Before you had kids did you always make that same level of effort ? You dont know what implications her brother s illness has had on her life or if she s under stress or if her ds has had any illnesses she felt she couldnt visit a new baby withb- simply there are any no of reasons and she did send a gift and call when babs arrived. It does appear that youa re being a bit precious. But yes you ve let her know you re upset. All you can do now is choose to get on with your own life and deal with the disappointment of her lack of action. Is she a good enough friend you could have it out with ?

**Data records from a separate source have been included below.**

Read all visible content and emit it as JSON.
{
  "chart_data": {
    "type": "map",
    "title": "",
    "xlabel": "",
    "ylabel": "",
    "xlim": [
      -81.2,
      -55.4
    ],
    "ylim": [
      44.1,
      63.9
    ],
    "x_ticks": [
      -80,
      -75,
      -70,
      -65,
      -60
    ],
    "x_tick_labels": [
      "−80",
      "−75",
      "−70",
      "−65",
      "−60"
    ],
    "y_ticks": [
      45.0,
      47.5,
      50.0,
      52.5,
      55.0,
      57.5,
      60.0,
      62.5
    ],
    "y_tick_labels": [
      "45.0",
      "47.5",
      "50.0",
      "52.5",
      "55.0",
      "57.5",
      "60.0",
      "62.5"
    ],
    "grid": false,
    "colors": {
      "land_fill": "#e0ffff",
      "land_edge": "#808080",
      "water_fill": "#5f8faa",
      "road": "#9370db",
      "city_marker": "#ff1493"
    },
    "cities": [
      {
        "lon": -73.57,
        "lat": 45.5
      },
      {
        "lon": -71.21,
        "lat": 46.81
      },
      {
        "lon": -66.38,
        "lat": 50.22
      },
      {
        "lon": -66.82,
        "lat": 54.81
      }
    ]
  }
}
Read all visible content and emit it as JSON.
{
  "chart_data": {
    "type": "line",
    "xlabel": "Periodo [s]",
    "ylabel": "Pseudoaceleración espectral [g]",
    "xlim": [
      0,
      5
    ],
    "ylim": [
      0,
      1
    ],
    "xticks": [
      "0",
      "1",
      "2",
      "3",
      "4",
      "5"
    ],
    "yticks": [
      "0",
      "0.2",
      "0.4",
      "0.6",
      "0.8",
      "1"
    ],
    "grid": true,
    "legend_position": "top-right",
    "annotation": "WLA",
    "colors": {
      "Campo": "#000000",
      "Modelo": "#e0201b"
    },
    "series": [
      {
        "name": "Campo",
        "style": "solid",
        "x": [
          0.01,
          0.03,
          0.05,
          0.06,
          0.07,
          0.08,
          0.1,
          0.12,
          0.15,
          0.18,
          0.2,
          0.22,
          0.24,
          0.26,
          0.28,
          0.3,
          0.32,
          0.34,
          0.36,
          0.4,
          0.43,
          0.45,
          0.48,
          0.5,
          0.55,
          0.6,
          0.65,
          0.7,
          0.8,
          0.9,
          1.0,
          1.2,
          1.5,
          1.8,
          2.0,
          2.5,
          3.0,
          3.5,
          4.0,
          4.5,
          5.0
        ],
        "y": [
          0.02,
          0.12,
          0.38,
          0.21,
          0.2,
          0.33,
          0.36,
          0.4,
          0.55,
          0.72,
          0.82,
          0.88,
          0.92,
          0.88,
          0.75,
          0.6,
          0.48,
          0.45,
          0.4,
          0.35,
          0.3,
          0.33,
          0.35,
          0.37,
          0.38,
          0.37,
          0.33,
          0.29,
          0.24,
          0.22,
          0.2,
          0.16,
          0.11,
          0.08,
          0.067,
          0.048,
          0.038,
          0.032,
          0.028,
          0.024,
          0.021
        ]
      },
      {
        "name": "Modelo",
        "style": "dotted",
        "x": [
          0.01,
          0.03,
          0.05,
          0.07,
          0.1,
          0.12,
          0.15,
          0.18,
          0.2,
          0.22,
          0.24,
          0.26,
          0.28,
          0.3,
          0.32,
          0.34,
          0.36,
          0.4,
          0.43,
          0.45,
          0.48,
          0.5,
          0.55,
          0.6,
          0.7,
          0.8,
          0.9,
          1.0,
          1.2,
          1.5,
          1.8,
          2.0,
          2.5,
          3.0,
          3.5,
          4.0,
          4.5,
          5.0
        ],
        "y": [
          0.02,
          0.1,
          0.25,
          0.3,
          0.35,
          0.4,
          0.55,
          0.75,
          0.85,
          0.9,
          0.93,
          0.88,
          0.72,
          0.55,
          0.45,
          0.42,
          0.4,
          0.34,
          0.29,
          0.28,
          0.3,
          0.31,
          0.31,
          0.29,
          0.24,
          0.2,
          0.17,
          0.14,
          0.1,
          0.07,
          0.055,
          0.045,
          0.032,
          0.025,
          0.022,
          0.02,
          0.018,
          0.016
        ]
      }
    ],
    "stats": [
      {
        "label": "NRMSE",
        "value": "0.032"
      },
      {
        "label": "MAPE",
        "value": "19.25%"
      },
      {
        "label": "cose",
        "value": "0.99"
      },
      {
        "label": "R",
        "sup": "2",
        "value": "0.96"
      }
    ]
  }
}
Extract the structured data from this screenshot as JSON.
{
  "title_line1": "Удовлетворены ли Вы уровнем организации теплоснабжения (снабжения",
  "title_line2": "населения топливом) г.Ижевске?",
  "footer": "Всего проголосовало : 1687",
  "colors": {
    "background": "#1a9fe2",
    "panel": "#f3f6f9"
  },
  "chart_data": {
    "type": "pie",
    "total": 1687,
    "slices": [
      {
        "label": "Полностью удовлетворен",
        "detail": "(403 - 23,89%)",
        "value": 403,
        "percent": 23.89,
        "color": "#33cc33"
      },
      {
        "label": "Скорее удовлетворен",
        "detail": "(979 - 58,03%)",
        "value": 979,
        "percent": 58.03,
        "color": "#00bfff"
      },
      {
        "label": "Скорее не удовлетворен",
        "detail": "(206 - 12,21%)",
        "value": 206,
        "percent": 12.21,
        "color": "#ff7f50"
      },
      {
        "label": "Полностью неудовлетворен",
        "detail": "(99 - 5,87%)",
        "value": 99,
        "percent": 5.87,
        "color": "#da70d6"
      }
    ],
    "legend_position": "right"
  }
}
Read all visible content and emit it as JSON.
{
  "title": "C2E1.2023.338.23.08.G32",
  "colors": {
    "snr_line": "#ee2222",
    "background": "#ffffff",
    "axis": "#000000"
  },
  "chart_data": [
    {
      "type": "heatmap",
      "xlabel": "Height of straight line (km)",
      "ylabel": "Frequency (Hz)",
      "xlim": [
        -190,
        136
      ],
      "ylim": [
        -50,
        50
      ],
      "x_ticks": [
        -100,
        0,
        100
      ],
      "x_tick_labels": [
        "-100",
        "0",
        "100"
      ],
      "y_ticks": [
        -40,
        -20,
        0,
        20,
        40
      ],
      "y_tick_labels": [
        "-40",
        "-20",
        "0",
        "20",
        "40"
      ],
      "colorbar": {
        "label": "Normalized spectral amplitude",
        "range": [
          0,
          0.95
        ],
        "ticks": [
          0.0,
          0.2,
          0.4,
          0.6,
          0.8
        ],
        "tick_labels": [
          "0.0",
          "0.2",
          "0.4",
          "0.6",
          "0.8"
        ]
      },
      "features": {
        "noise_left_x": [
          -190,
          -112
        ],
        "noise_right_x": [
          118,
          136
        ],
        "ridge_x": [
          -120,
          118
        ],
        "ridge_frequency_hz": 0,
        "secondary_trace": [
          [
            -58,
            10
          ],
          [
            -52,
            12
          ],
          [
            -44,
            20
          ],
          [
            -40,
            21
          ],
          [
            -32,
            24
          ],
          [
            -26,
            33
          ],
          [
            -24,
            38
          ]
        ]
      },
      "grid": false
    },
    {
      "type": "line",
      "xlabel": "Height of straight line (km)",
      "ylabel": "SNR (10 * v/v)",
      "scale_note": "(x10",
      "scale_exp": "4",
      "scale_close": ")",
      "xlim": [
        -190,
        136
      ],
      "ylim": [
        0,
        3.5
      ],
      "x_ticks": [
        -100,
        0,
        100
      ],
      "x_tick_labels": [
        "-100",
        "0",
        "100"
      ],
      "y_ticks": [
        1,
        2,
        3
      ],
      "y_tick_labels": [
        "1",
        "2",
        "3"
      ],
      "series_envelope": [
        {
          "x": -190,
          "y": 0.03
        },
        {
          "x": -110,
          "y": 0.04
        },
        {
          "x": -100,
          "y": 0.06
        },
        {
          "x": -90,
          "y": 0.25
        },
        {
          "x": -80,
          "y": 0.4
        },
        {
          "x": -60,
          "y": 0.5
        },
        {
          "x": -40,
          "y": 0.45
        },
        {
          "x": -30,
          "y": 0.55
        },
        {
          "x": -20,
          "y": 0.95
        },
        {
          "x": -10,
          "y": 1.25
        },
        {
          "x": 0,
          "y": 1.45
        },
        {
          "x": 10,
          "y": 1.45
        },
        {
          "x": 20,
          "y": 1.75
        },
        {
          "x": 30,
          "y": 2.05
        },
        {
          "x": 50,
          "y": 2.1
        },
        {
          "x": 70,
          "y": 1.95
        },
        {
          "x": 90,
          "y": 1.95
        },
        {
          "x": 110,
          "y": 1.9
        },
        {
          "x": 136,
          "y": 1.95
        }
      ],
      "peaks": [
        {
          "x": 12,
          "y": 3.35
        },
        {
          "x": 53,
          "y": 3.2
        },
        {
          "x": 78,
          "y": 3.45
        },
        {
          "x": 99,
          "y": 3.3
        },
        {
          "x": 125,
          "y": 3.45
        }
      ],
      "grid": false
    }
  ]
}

CloudsAndTrees · 15/03/2013 21:58

You are being over sensitive. She has shown you that she cares by sending a card and a present.

GW297 · 15/03/2013 22:04

Ofsted is categorically a one hundred percent bona fide reason to cancel and post pone everything! It is definitely not a poor excuse by any means. Your friend will have been under so much stress and pressure, especially if she's in senior management.

GW297 · 15/03/2013 22:09

I can see your point of view though. I would probably feel the same. She may be expecting you to go to her or organise something perhaps if that's how it's traditionally always been? Why not text her something like my baby can't wait to meet you and I am looking forward to seeing you soon for a catch up. Let me know some dates over Easter that suit you and hopefully I'll be free too for you to pop round for coffee and cake...

GW297 · 15/03/2013 22:11

Also, if you don't have many friends don't risk alienating or loosing touch with the ones you do have especially if you've known each other for over ten years and she was your bridesmaid. Friends are very important. I don't know where I'd be without mine. I'll stop posting now - three posts is quite enough!